Conclusions and policy implications – AI within limits
To sum up, if Baumol’s theory is correct, there may be limits to growth with artificial intelligence. Essentially, the extent to which AI delivers economic and fiscal benefits depends upon its degree of generality. Indeed, it’s plausible that the only technology which could deliver both high GDP growth and fiscal benefits (overcoming the Baumol effect) is truly general AI. However, such an AI is either (a) somewhat far off in time or (b) extraordinarily dangerous for humanity, to the extent that growth should really be the least of our worries.
How should policymakers respond? The biggest policy implication appears to be a significant blow to the economic case for R&D investment in enhanced AI capabilities. Of course, there may be a non-economic case for specific narrow AI R&D investments, for example given the potential welfare benefits from AI-driven improvements in healthcare. But these should be balanced against the risks associated with more general AI. In any case, policymakers should be cautious of promoting high levels of AI R&D spending as a form of growth strategy. Instead, they would do better to alter macroeconomic policy in preparation for a near-term future of low growth – which by no means has to be a bad thing.
Meanwhile, we should ramp up investment in solving the control problem. If and when superintelligence does arrive, we should be prepared. In fact, once we stop thinking about “competitiveness” in terms of economic growth, it appears that the UK is particularly well-equipped to become a world-leader in the safety field. The UK’s National AI Strategy has a strong focus on responsible AI innovation. Meanwhile, the country already hosts world-beating AI safety institutions such as the Alan Turing Institute and the Ada Lovelace Institute, alongside leading organisations on AI governance such as GovAI, the Future of Humanity Institute at the University of Oxford, and the Centre for the Study of Existential Risk at the University of Cambridge.
The Baumol effect is sometimes referred to as “Baumol’s cost disease”. Some policymakers may be tempted to overcome that “disease” through accelerating the development of general AI. Nothing could be more misguided.
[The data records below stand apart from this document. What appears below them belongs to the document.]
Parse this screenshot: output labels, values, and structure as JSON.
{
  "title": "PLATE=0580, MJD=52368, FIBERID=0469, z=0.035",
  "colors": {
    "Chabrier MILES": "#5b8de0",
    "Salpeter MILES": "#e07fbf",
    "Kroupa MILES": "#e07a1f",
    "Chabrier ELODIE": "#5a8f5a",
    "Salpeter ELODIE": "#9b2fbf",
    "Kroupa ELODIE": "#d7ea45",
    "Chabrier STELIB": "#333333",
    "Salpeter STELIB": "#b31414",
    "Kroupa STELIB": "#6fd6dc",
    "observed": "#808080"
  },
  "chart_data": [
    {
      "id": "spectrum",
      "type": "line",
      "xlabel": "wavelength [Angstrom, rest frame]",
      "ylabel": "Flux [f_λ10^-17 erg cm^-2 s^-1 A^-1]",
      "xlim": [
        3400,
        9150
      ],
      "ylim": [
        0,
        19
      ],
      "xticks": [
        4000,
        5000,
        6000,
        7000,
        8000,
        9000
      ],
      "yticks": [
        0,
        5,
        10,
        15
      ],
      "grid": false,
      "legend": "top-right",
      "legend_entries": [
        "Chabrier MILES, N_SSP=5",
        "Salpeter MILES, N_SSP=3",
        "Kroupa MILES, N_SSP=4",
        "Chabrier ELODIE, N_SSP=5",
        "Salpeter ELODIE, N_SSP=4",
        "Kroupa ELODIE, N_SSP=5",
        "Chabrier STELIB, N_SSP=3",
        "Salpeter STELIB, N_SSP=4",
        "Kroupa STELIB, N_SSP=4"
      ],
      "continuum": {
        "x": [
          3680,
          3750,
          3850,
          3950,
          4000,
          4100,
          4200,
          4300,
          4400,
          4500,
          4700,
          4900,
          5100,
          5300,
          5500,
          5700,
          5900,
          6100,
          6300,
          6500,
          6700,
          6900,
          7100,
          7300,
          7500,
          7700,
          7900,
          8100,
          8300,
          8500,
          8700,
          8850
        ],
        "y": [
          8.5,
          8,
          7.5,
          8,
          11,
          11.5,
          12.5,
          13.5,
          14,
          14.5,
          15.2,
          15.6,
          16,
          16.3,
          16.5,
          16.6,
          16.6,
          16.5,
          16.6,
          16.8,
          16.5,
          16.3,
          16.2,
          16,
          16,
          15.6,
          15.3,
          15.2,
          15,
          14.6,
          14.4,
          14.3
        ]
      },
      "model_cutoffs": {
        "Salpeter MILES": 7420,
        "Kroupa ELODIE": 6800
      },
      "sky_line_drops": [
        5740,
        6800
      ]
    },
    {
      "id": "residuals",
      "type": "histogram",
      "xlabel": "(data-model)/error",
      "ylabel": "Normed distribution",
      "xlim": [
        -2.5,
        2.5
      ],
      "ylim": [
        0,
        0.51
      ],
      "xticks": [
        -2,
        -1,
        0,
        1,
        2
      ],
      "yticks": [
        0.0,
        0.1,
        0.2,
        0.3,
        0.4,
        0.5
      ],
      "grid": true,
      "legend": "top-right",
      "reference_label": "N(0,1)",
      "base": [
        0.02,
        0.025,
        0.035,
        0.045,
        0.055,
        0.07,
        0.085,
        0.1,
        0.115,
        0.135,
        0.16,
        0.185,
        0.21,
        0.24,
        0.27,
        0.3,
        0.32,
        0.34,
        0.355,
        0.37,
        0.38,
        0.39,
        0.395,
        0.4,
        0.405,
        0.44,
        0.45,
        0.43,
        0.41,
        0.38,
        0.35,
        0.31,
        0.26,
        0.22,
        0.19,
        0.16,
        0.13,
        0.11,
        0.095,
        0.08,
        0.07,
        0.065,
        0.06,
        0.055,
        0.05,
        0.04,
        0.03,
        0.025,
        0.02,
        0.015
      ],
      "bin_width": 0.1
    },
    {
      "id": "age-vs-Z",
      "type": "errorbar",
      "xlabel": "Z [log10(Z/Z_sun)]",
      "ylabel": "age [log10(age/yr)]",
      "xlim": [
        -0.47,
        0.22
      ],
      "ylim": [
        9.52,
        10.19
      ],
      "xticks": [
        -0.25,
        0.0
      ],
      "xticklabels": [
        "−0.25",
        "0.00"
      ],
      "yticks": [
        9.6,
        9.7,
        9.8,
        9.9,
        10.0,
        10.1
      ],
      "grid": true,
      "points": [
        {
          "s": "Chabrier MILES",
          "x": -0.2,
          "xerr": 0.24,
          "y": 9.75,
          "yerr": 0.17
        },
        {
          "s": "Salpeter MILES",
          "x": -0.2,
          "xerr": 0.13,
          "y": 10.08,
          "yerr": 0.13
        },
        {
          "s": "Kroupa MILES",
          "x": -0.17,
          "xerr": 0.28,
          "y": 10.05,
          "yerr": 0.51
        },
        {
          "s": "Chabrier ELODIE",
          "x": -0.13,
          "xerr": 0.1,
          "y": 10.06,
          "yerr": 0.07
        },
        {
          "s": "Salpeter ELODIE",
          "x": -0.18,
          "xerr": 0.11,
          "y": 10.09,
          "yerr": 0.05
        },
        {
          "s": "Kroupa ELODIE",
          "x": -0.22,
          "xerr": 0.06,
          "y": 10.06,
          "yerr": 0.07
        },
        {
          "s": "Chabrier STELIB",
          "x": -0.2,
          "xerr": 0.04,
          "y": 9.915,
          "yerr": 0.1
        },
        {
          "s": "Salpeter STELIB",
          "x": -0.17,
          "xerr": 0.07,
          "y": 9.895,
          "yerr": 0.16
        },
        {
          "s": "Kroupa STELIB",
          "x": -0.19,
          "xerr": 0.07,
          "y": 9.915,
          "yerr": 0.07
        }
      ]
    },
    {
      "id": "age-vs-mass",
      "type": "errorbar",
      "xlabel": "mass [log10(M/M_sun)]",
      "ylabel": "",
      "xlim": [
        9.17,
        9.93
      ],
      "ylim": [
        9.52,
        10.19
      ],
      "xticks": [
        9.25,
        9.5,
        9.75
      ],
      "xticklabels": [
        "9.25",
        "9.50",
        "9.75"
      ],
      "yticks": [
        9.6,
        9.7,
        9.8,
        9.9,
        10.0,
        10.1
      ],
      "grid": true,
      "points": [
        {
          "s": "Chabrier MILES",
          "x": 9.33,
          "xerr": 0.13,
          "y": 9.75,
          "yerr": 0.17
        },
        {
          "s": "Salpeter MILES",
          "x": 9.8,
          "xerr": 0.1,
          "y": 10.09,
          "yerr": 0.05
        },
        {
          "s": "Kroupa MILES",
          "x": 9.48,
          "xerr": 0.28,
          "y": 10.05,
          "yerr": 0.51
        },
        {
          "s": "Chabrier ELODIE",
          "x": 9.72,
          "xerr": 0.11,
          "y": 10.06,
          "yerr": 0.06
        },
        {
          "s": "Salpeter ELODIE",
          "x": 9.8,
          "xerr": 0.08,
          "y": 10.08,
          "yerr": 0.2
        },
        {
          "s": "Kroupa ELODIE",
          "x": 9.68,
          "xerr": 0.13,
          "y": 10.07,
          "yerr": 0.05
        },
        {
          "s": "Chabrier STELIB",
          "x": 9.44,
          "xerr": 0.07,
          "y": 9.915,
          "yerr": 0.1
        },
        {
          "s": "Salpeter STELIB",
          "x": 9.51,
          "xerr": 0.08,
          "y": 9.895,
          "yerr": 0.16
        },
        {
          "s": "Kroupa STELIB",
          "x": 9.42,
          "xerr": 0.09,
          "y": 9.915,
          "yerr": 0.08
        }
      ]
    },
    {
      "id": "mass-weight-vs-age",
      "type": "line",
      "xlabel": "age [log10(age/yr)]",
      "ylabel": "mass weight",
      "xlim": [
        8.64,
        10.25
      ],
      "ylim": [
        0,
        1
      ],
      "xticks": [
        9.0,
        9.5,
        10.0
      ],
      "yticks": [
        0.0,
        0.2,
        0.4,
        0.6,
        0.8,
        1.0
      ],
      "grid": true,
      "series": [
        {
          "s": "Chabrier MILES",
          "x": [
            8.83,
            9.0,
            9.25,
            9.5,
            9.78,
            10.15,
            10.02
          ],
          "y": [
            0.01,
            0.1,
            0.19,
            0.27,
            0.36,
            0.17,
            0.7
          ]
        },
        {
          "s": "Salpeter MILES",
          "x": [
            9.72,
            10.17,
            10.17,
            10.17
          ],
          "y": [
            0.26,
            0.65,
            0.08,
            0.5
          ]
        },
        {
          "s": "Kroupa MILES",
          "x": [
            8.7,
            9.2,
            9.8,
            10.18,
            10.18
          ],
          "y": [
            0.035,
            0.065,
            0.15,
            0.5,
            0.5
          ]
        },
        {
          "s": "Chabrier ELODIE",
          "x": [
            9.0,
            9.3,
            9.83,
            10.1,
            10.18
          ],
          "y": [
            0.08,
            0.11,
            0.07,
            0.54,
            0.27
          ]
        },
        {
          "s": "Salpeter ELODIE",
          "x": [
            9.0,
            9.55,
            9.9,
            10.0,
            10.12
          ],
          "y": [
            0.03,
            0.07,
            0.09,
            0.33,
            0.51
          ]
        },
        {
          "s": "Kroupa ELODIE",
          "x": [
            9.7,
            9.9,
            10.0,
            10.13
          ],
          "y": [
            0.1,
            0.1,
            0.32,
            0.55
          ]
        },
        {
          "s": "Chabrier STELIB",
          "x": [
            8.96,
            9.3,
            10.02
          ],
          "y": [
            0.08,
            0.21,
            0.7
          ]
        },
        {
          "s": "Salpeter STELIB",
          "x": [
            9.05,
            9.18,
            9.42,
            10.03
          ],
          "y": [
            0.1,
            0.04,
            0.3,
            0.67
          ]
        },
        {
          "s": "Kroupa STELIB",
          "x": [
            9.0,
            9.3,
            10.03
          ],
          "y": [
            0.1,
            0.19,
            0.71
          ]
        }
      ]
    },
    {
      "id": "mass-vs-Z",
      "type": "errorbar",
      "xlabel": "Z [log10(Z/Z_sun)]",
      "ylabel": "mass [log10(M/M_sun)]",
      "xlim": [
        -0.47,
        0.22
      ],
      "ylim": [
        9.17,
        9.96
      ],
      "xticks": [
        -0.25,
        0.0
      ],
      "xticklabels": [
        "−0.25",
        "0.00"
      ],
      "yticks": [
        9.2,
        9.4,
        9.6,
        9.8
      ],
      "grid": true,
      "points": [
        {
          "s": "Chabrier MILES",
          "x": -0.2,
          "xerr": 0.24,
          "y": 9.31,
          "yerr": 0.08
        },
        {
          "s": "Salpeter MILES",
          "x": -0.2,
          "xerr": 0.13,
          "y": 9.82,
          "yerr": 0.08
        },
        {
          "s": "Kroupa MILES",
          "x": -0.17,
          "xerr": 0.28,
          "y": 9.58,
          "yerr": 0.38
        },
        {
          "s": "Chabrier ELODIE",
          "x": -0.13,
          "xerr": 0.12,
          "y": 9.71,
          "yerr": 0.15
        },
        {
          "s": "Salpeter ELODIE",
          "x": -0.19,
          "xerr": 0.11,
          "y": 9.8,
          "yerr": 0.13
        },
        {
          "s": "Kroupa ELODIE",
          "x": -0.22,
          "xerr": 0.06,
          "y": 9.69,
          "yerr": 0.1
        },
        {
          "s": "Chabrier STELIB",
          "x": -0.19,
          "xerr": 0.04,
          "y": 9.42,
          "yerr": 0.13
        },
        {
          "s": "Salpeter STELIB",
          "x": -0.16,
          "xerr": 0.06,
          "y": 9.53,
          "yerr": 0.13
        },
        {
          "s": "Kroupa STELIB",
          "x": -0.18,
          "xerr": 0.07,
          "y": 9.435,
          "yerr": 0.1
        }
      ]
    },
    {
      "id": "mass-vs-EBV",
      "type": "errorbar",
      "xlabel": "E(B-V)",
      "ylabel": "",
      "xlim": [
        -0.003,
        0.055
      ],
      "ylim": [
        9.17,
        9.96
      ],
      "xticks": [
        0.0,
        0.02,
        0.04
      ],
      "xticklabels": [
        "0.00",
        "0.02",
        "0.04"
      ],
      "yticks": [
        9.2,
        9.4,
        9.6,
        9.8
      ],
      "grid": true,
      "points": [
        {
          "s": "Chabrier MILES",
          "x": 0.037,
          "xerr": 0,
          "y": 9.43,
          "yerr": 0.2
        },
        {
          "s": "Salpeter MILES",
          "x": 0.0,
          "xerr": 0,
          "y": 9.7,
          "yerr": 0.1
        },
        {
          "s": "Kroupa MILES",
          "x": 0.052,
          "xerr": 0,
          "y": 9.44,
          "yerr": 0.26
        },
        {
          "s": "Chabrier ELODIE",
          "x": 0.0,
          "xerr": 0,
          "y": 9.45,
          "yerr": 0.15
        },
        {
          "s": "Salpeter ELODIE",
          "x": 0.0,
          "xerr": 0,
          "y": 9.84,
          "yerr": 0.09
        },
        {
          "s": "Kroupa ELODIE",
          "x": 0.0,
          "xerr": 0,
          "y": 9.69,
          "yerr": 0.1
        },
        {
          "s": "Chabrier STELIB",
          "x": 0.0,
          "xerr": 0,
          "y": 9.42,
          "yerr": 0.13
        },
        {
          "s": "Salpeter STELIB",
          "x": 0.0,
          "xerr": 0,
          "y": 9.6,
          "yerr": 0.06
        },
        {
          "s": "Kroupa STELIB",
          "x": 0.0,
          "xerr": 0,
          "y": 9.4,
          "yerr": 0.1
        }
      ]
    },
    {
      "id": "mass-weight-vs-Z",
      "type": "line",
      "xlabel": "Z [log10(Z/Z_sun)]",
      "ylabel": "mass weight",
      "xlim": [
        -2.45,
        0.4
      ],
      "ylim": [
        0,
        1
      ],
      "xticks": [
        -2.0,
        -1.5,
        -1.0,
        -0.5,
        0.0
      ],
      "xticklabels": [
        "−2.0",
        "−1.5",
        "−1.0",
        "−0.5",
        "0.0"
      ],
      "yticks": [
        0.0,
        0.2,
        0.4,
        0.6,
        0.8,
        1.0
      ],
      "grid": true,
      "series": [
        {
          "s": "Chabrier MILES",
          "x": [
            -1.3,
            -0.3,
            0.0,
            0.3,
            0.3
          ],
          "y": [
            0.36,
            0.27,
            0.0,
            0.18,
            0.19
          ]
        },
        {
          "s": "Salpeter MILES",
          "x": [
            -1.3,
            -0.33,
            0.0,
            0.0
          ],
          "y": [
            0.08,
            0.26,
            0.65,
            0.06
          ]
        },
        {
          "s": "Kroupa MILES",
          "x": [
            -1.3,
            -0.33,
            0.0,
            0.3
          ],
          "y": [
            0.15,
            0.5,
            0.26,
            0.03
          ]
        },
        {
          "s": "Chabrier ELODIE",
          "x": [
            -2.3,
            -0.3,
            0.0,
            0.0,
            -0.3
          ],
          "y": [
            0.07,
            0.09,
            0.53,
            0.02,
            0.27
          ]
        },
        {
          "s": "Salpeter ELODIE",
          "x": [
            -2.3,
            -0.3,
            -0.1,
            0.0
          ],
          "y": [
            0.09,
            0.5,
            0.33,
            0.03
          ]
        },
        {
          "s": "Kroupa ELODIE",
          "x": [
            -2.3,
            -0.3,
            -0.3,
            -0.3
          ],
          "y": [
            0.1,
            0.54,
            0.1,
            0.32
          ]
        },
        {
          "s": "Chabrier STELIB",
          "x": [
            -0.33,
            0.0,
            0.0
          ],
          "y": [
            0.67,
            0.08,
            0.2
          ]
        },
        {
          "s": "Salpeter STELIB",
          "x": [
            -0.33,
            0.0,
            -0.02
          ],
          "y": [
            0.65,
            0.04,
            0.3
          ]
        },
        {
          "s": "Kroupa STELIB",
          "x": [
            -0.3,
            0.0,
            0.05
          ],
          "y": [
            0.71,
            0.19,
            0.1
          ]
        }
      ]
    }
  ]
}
As long as we have no idea how to administer it, this so-called “cure” would be infinitely worse than the supposed ailment. Far better to respect our own limits, and work out policies to deal with them. Economic adaptation is preferable to self-destruction.
Notes
[i] It’s also worth noting that, even if cross-spectrum automation didn’t lead inexorably to superintelligence, the complete replacement of human beings with AI would deliver extreme levels of growth but only for a very small number of people, assuming that a fraction of human beings still “owned” the machines.